Hugh Jackman, kind of.

Okay, so the greatest showman didn’t really come back from the dead in Deadpool 2, but his image appears quite a bit. Due to the fact that Ryan Reynolds first played a disappointing (and occasionally mouthless) incarnation of “the merc with the mouth” in X-Men Origins: Wolverine, this Deadpool’s got a little bit of a beef with the clawed dude. So the movie opens with a figurine of Wolverine’s death scene from last year’s Logan and closes with a moment in which new-Deadpool pays a visit to old-Deadpool and Origins-era Wolvie. It’s all so… Deadpool.
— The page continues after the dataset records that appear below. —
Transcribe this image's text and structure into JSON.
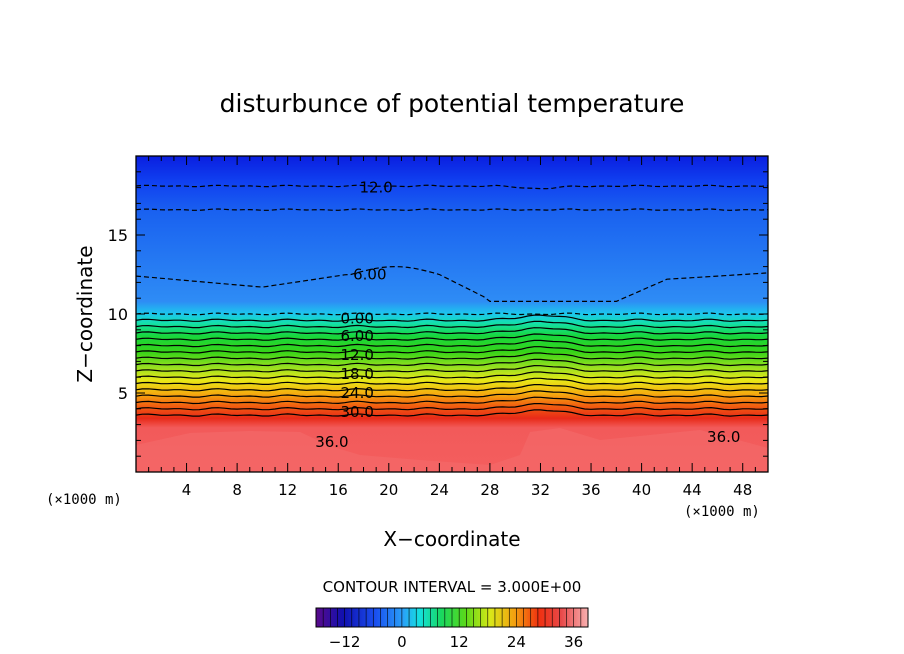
{
  "chart_data": {
    "type": "contour",
    "title": "disturbunce of potential temperature",
    "xlabel": "X−coordinate",
    "ylabel": "Z−coordinate",
    "x_unit_left": "(×1000 m)",
    "x_unit_right": "(×1000 m)",
    "xlim": [
      0,
      50
    ],
    "ylim": [
      0,
      20
    ],
    "x_ticks": [
      4,
      8,
      12,
      16,
      20,
      24,
      28,
      32,
      36,
      40,
      44,
      48
    ],
    "y_ticks": [
      5,
      10,
      15
    ],
    "contour_interval_label": "CONTOUR INTERVAL = 3.000E+00",
    "contour_labels": [
      {
        "text": "12.0",
        "x": 19,
        "z": 18.0
      },
      {
        "text": "6.00",
        "x": 18.5,
        "z": 12.5
      },
      {
        "text": "0.00",
        "x": 17.5,
        "z": 9.7
      },
      {
        "text": "6.00",
        "x": 17.5,
        "z": 8.6
      },
      {
        "text": "12.0",
        "x": 17.5,
        "z": 7.4
      },
      {
        "text": "18.0",
        "x": 17.5,
        "z": 6.2
      },
      {
        "text": "24.0",
        "x": 17.5,
        "z": 5.0
      },
      {
        "text": "30.0",
        "x": 17.5,
        "z": 3.8
      },
      {
        "text": "36.0",
        "x": 15.5,
        "z": 1.9
      },
      {
        "text": "36.0",
        "x": 46.5,
        "z": 2.2
      }
    ],
    "colorbar": {
      "range": [
        -18,
        39
      ],
      "ticks": [
        "−12",
        "0",
        "12",
        "24",
        "36"
      ],
      "tick_values": [
        -12,
        0,
        12,
        24,
        36
      ]
    }
  }
}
Update May 20: Turns out we missed a cameo, but in all fairness to us this that was sort of the point. In an interview with Vulture, screenwriter Paul Wernick divulged that Matt Damon was in there disguised as one of two rednecks who are having a pretty gross conversation about bathroom habits when Cable suddenly appears. (The other is character actor Alan Tudyk.) Damon—who also popped up in Thor: Ragnarok—is credited (per Screen Rant) as Dickie Greenleaf, throwing a Talented Mr. Ripley joke onto this deception.